If I had missed out, I would have been kicking myself as I rounded the Howth peninsula; the cloud took over to keep the sun prisoner for much of the rest of the day. There were National Loop Walks to explore and I set off to follow one after a fashion. First, it was a matter of following a road by Balscadden Bay towards the Nose of Howth. Beyond a car park, I left the tarmac after me to follow a well-made clifftop path that had its unnerving moments.

If solitude is what you seek, Howth's harbour is not the place to go of a sunny Saturday as many other folk were enjoying their stroll about its walls. The cliff path may have attracted less attention but it wasn't unused either. Still, it was far from being overrun either and trespass grew less regular the further along it, I went. In fact, there was a marked quietening after passing The Summit where there was a car park. The fact that it was getting late in the day probably made people less likely to start a walk too.

Views of the promontory that is the Great Bailey were opening out before with the Bailey Lighthouse issuing its warning to passing ships. Evening Irish Sea ferries going to and from Dublin started to come into sight. It was looking busy with ships operating by DFDS, P&O, Stena and Irish Ferries all passing the way. In the middle of all this, I needed to lose some height to cross over the road leading to the aforementioned lighthouse, a decision whose wisdom I was later to question in fading daylight.

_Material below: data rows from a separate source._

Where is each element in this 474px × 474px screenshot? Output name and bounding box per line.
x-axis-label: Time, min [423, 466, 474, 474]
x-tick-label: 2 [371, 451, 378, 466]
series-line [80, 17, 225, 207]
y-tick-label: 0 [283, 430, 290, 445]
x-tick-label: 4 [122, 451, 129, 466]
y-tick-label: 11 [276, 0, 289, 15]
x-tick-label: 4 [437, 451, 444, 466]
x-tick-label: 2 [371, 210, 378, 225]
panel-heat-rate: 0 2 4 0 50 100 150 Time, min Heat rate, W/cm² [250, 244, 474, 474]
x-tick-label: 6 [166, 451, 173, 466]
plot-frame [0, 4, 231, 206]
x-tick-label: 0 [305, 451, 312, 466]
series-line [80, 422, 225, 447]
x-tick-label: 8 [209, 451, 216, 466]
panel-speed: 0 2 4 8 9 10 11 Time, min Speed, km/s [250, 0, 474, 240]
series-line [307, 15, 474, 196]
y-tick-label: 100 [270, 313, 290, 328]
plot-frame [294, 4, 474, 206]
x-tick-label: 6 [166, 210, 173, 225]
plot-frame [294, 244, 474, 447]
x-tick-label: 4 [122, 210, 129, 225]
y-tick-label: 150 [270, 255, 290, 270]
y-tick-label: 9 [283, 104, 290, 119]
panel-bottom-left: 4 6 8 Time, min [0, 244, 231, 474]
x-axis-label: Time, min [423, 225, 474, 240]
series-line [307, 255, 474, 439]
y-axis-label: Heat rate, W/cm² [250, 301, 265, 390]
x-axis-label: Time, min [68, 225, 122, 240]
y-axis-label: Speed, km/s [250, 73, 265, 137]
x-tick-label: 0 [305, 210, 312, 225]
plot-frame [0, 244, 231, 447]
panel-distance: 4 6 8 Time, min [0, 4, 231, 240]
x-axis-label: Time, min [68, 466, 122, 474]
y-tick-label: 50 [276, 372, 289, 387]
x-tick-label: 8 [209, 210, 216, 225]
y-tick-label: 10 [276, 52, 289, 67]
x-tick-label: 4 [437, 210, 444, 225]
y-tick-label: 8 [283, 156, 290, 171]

Ireland's Eye & Lambay Island from Howth, Co. Dublin, Éire

Views across Dublin Bay towards the Dublin and Wicklow mountains were ample too and I could identify a slender break in the cloud that was liberating some weak sunlight a little later. While the sun was finding its way to that slit, I was picking out the distinctive low-sized humps of Great Sugarloaf and Little Sugarloaf. This was a reminder of a trot to the top of the former that I enjoyed a few years back. What drew my attention back to the present was the reddening of the Great Bailey by the last act of the sun on the Howth peninsula for the day. After that, I still could see it being busy showering shafts of light on the less distinct hills on the other side of the bay as I pondered how far I needed to go before I could depend on street lights taking over the duties of the sun.

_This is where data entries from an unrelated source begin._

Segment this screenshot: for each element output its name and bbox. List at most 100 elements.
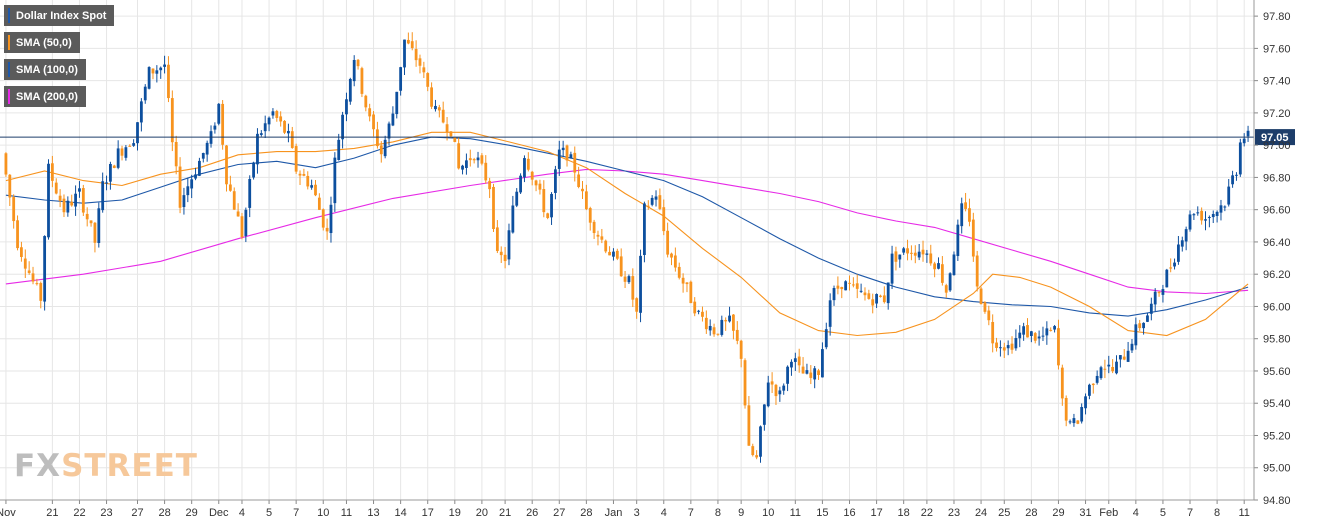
candle-body <box>1149 303 1153 314</box>
candle-body <box>337 139 341 160</box>
candle-body <box>1207 217 1211 219</box>
candle-body <box>275 111 279 118</box>
candle-body <box>882 295 886 303</box>
candle-body <box>774 384 778 397</box>
candle-body <box>716 333 720 335</box>
candle-body <box>608 251 611 256</box>
candle-body <box>821 349 824 378</box>
x-tick-label: 19 <box>449 507 461 519</box>
candle-body <box>395 91 399 115</box>
candle-body <box>1103 368 1107 370</box>
candle-body <box>569 154 573 159</box>
candle-body <box>128 145 132 147</box>
candle-body <box>403 39 406 68</box>
candle-body <box>1091 383 1095 386</box>
candle-body <box>240 216 244 238</box>
x-tick-label: 27 <box>553 507 565 519</box>
x-tick-label: 18 <box>898 507 910 519</box>
candle-body <box>228 184 232 191</box>
candle-body <box>844 281 848 291</box>
sma-100-line <box>5 136 1249 317</box>
candle-body <box>735 329 739 341</box>
candle-body <box>693 301 697 314</box>
candle-body <box>1173 262 1176 267</box>
y-tick-label: 97.00 <box>1263 140 1291 152</box>
candle-body <box>685 282 689 285</box>
candle-body <box>81 188 85 213</box>
candle-body <box>1006 345 1010 349</box>
candle-body <box>550 193 553 218</box>
x-tick-label: 7 <box>688 507 694 519</box>
candle-body <box>1045 328 1049 336</box>
candle-body <box>352 59 356 82</box>
candle-body <box>1072 418 1076 424</box>
candle-body <box>147 67 151 89</box>
candle-body <box>16 220 19 249</box>
candle-body <box>952 254 956 276</box>
candle-body <box>832 288 836 301</box>
x-tick-label: 24 <box>975 507 987 519</box>
candle-body <box>503 254 507 262</box>
candle-body <box>298 173 302 176</box>
candle-body <box>182 195 186 208</box>
candle-body <box>1142 322 1145 329</box>
candle-body <box>1177 244 1180 262</box>
candle-body <box>1018 332 1022 339</box>
candle-body <box>488 180 492 190</box>
candle-body <box>720 319 724 335</box>
candle-body <box>333 157 337 204</box>
candle-body <box>681 277 685 284</box>
candle-body <box>604 240 608 252</box>
candle-body <box>983 302 987 312</box>
candle-body <box>263 123 267 132</box>
candle-body <box>492 186 495 230</box>
candle-body <box>1180 240 1184 247</box>
candle-body <box>596 234 600 237</box>
candle-body <box>542 189 546 213</box>
candle-body <box>256 133 259 165</box>
x-tick-label: 11 <box>341 507 352 519</box>
candle-body <box>50 163 54 181</box>
candle-body <box>1188 214 1192 230</box>
candle-body <box>1161 289 1165 295</box>
candle-body <box>422 67 426 73</box>
candle-body <box>1014 338 1018 349</box>
candle-body <box>252 162 255 178</box>
candle-body <box>472 159 476 161</box>
candle-body <box>840 287 844 290</box>
candle-body <box>85 213 89 220</box>
candle-body <box>588 208 592 223</box>
candle-body <box>646 205 650 207</box>
candle-body <box>35 283 39 285</box>
y-tick-label: 96.80 <box>1263 172 1291 184</box>
x-tick-label: 17 <box>870 507 882 519</box>
legend-swatch <box>8 62 10 77</box>
candle-body <box>418 58 422 66</box>
candle-body <box>329 204 333 234</box>
candle-body <box>987 310 991 321</box>
candle-body <box>1118 355 1122 360</box>
sma-100-layer <box>5 136 1249 317</box>
x-tick-label: Nov <box>0 507 16 519</box>
candle-body <box>20 247 23 257</box>
candle-body <box>793 358 797 362</box>
x-tick-label: 28 <box>580 507 592 519</box>
candle-body <box>855 283 859 289</box>
candle-body <box>1215 211 1219 216</box>
candle-body <box>658 195 662 209</box>
candle-body <box>39 283 43 301</box>
candle-body <box>805 370 809 374</box>
candle-body <box>136 122 139 144</box>
candle-body <box>697 310 700 312</box>
candle-body <box>778 390 782 395</box>
y-tick-label: 95.40 <box>1263 398 1291 410</box>
x-tick-label: 8 <box>1214 507 1220 519</box>
candle-body <box>1053 326 1056 330</box>
x-tick-label: 16 <box>843 507 855 519</box>
candle-body <box>999 347 1002 349</box>
candle-body <box>259 133 263 135</box>
candle-body <box>495 227 499 252</box>
x-tick-label: 22 <box>921 507 933 519</box>
candle-body <box>979 288 983 305</box>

Dog walkers and photographers seeking the last light of the day remained abroad to be encountered. Isn't it amazing how many folk walk their dogs in the dusk? And it isn't just a British thing either from what I saw across the Irish Sea. With Doldrum Bay and Drumleck Point passed, I was on the lookout for a Martello tower, one of several that are to be found around Dublin. They were constructed near the close of the eighteenth century to provide a means of defence against the French. Before I was to reach that now privately owned restored building, there were muddy sections of path to cross and I even dropped onto a beach at one point before shadowing a stone wall for the final approach to the tower.

Because of rapidly failing daylight that had me asking why I had no head torch and unwelcoming signs, I didn't dawdle near the tower but made my way to tarmac again. The way to Sutton train station was lit as I gazed across the bay towards the lights of Dublin city and its surroundings. Even without constant sunshine, the appeal of Howth's cliff cannot be overstated. There's a longer National Loop walk that would have got me back to Howth but, even with my own torch, I wouldn't have wanted to blunder around the Ben of Howth anyway. Some things are best left for another time since it's best to leave anywhere with a reason for a return, not that Howth mistreated me at all, of course.

Travel Arrangements:

Train from Macclesfield to Holyhead with changes at Manchester and Llandudno Junction; then Irish Ferries sailing to Dublin, bus into city centre and train to Howth. Returned by train from Sutton to Dublin city centre. DFDS overnight ferry crossing to Birkenhead (sadly now no longer a travel option), National Express from Birkenhead to Manchester with a change in Liverpool and train back to Macclesfield again.